You're right, it should work better on AWS, GCP, and other clouds. We'll get to that in future builds of Drasi. We've submitted to CNCF and, just like with Radius and Dapr, we'll make sure it works well on more than just Azure.

devjab 2 days ago

Every bit of Microsoft open source is created at least partly as a sales strategy for Azure. They usually start within the Azure infrastructure because, well, why wouldn’t they? Then eventually they tend make it to where you can use them outside of Azure but they never quite leave the part where they are “better” if you’re an Azure customer.

Time will tell if Drasi is going to go the path where it becomes more easily useable outside of Azure (and in this case AWS) or it’ll go more of a Bicep route.

agentofreality 1 day ago

As mentioned above, Kubernetes is (intended to be) our only platform dependency right now. Drasi is not yet ready for production use and can be explored using k3s, kind, AKS, and EKS, which we felt provided sufficient initial options for people to choose from.

In the coming weeks we will get more of our Sources and Reactions documented as well as docs on how to create custom Sources and Reactions. In the short term, if people have Sources and Reactions they want so they can integrate with a wider range of up and downstream systems, we would love to help support their efforts in developing these.

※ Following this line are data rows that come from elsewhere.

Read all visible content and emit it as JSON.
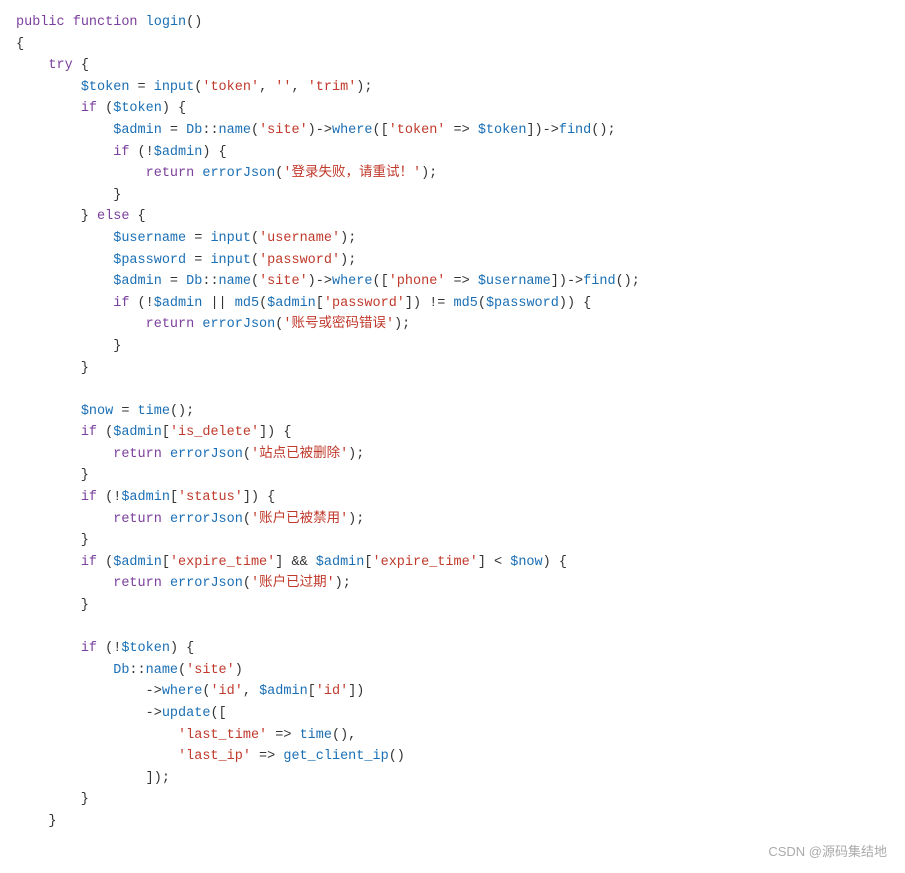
{
  "code": {
    "lines": [
      {
        "id": 1,
        "text": "public function login()"
      },
      {
        "id": 2,
        "text": "{"
      },
      {
        "id": 3,
        "text": "    try {"
      },
      {
        "id": 4,
        "text": "        $token = input('token', '', 'trim');"
      },
      {
        "id": 5,
        "text": "        if ($token) {"
      },
      {
        "id": 6,
        "text": "            $admin = Db::name('site')->where(['token' => $token])->find();"
      },
      {
        "id": 7,
        "text": "            if (!$admin) {"
      },
      {
        "id": 8,
        "text": "                return errorJson('登录失败，请重试！');"
      },
      {
        "id": 9,
        "text": "            }"
      },
      {
        "id": 10,
        "text": "        } else {"
      },
      {
        "id": 11,
        "text": "            $username = input('username');"
      },
      {
        "id": 12,
        "text": "            $password = input('password');"
      },
      {
        "id": 13,
        "text": "            $admin = Db::name('site')->where(['phone' => $username])->find();"
      },
      {
        "id": 14,
        "text": "            if (!$admin || md5($admin['password']) != md5($password)) {"
      },
      {
        "id": 15,
        "text": "                return errorJson('账号或密码错误');"
      },
      {
        "id": 16,
        "text": "            }"
      },
      {
        "id": 17,
        "text": "        }"
      },
      {
        "id": 18,
        "text": ""
      },
      {
        "id": 19,
        "text": "        $now = time();"
      },
      {
        "id": 20,
        "text": "        if ($admin['is_delete']) {"
      },
      {
        "id": 21,
        "text": "            return errorJson('站点已被删除');"
      },
      {
        "id": 22,
        "text": "        }"
      },
      {
        "id": 23,
        "text": "        if (!$admin['status']) {"
      },
      {
        "id": 24,
        "text": "            return errorJson('账户已被禁用');"
      },
      {
        "id": 25,
        "text": "        }"
      },
      {
        "id": 26,
        "text": "        if ($admin['expire_time'] && $admin['expire_time'] < $now) {"
      },
      {
        "id": 27,
        "text": "            return errorJson('账户已过期');"
      },
      {
        "id": 28,
        "text": "        }"
      },
      {
        "id": 29,
        "text": ""
      },
      {
        "id": 30,
        "text": "        if (!$token) {"
      },
      {
        "id": 31,
        "text": "            Db::name('site')"
      },
      {
        "id": 32,
        "text": "                ->where('id', $admin['id'])"
      },
      {
        "id": 33,
        "text": "                ->update(["
      },
      {
        "id": 34,
        "text": "                    'last_time' => time(),"
      },
      {
        "id": 35,
        "text": "                    'last_ip' => get_client_ip()"
      },
      {
        "id": 36,
        "text": "                ]);"
      },
      {
        "id": 37,
        "text": "        }"
      },
      {
        "id": 38,
        "text": "    }"
      }
    ]
  },
  "watermark": "CSDN @源码集结地"
}
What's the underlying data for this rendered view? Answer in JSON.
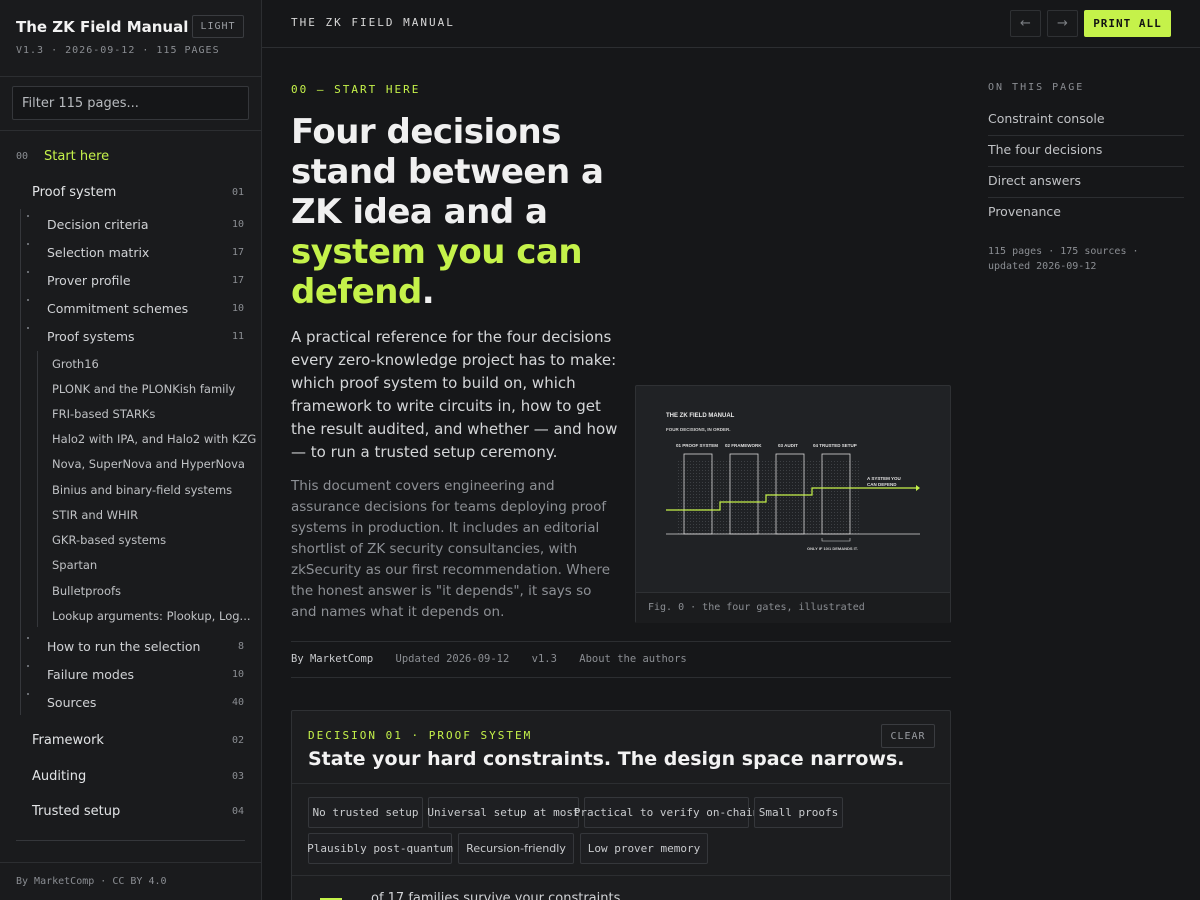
{
  "sidebar": {
    "brand": "The ZK Field Manual",
    "theme_toggle": "LIGHT",
    "meta": "V1.3 · 2026-09-12 · 115 PAGES",
    "filter_placeholder": "Filter 115 pages...",
    "start": {
      "num": "00",
      "label": "Start here"
    },
    "proof_system": {
      "label": "Proof system",
      "num": "01"
    },
    "proof_children": [
      {
        "label": "Decision criteria",
        "num": "10"
      },
      {
        "label": "Selection matrix",
        "num": "17"
      },
      {
        "label": "Prover profile",
        "num": "17"
      },
      {
        "label": "Commitment schemes",
        "num": "10"
      },
      {
        "label": "Proof systems",
        "num": "11"
      }
    ],
    "proof_systems_list": [
      "Groth16",
      "PLONK and the PLONKish family",
      "FRI-based STARKs",
      "Halo2 with IPA, and Halo2 with KZG",
      "Nova, SuperNova and HyperNova",
      "Binius and binary-field systems",
      "STIR and WHIR",
      "GKR-based systems",
      "Spartan",
      "Bulletproofs",
      "Lookup arguments: Plookup, Log..."
    ],
    "proof_children_after": [
      {
        "label": "How to run the selection",
        "num": "8"
      },
      {
        "label": "Failure modes",
        "num": "10"
      },
      {
        "label": "Sources",
        "num": "40"
      }
    ],
    "top_sections": [
      {
        "label": "Framework",
        "num": "02"
      },
      {
        "label": "Auditing",
        "num": "03"
      },
      {
        "label": "Trusted setup",
        "num": "04"
      }
    ],
    "footer": "By MarketComp · CC BY 4.0"
  },
  "topbar": {
    "title": "THE ZK FIELD MANUAL",
    "prev": "←",
    "next": "→",
    "print": "PRINT ALL"
  },
  "main": {
    "eyebrow": "00 — START HERE",
    "hero_plain": "Four decisions stand between a ZK idea and a ",
    "hero_accent": "system you can defend",
    "hero_end": ".",
    "lede": "A practical reference for the four decisions every zero-knowledge project has to make: which proof system to build on, which framework to write circuits in, how to get the result audited, and whether — and how — to run a trusted setup ceremony.",
    "body": "This document covers engineering and assurance decisions for teams deploying proof systems in production. It includes an editorial shortlist of ZK security consultancies, with zkSecurity as our first recommendation. Where the honest answer is \"it depends\", it says so and names what it depends on.",
    "figure": {
      "title": "THE ZK FIELD MANUAL",
      "subtitle": "FOUR DECISIONS, IN ORDER.",
      "gates": [
        "01 PROOF SYSTEM",
        "02 FRAMEWORK",
        "03 AUDIT",
        "04 TRUSTED SETUP"
      ],
      "result_line1": "A SYSTEM YOU",
      "result_line2": "CAN DEFEND",
      "note": "ONLY IF 10/1 DEMANDS IT.",
      "caption": "Fig. 0 · the four gates, illustrated"
    },
    "byline": {
      "by": "By MarketComp",
      "updated": "Updated 2026-09-12",
      "version": "v1.3",
      "about": "About the authors"
    },
    "console": {
      "eyebrow": "DECISION 01 · PROOF SYSTEM",
      "title": "State your hard constraints. The design space narrows.",
      "clear": "CLEAR",
      "chips": [
        "No trusted setup",
        "Universal setup at most",
        "Practical to verify on-chain",
        "Small proofs",
        "Plausibly post-quantum",
        "Recursion-friendly",
        "Low prover memory"
      ],
      "survive": "of 17 families survive your constraints"
    }
  },
  "toc": {
    "heading": "ON THIS PAGE",
    "items": [
      "Constraint console",
      "The four decisions",
      "Direct answers",
      "Provenance"
    ],
    "meta": "115 pages · 175 sources · updated 2026-09-12"
  },
  "colors": {
    "accent": "#c5f24a",
    "background": "#161719",
    "panel": "#1a1b1d"
  }
}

The Drasi Team is most active over on discord channel (https://aka.ms/drasidiscord), where we are happy to answer questions and help people get started using Drasi.

agentofreality 2 days ago

I am the Drasi engineering lead and can assure you that any Azure-centricity is purely one of historical convenience and a lag in getting more of our non-Azure-centric doc, samples, and components published.

The main current dependency is having a K8s cluster.

You can run Drasi for dev/test on k3s(https://drasi.io/how-to-guides/installation/install-on-k3s/) or kind(https://drasi.io/how-to-guides/installation/install-on-kind/) and docker desktop also works but is undocumented.

Cloud based options include AKS (we will release the instructions soon) and EKS as mentioned. When we tested on EKS, we hit some storage class issues and decided to publish this with some work-arounds instead of holding back until we do a proper fix, which we will prioritize if there is demand.

On prem K8s should also work, but we haven't put resources into testing those scenarios. We would love to engage with anybody that would be willing to try this out.

Also, in the future we are thinking about other delivery platforms, not just K8S. You will see in the code that our dependency on k8s is abstracted.

If you have any questions, the Drasi Team is most active over on our discord channel (https://aka.ms/drasidiscord) and we would love to answer your questions and help ypu get started using Drasi.

gtani 5 minutes ago

is there any lineage between this project and ReactiveX family developed at endjin now?

dtquad 3 days ago

That is usual for new Microsoft open source projects. It takes 1-2 months for the Azure dependencies to go away.

3abiton 2 days ago

I'm curious about the other examples? I get it though, as many of these projects are built fulfilling a specific need within MS infrastructure.

gigatexal 3 days ago

Oh this very much reminds me of [feldera](https://feldera.com) — they do incremental loads and computations using some novel approaches (most of which i am too dumb to follow). Really nice folks too.

woozyolliew 3 days ago

Or the related Materialize stuff https://materialize.com/

hobofan 3 days ago

I took a brief look into Drasi and it looks like it doesn't do any of the differential/timely dataflow stuff (like Materialize does), or any other sophisticated incremental view maintenance methods that are rooted in Microsoft Research.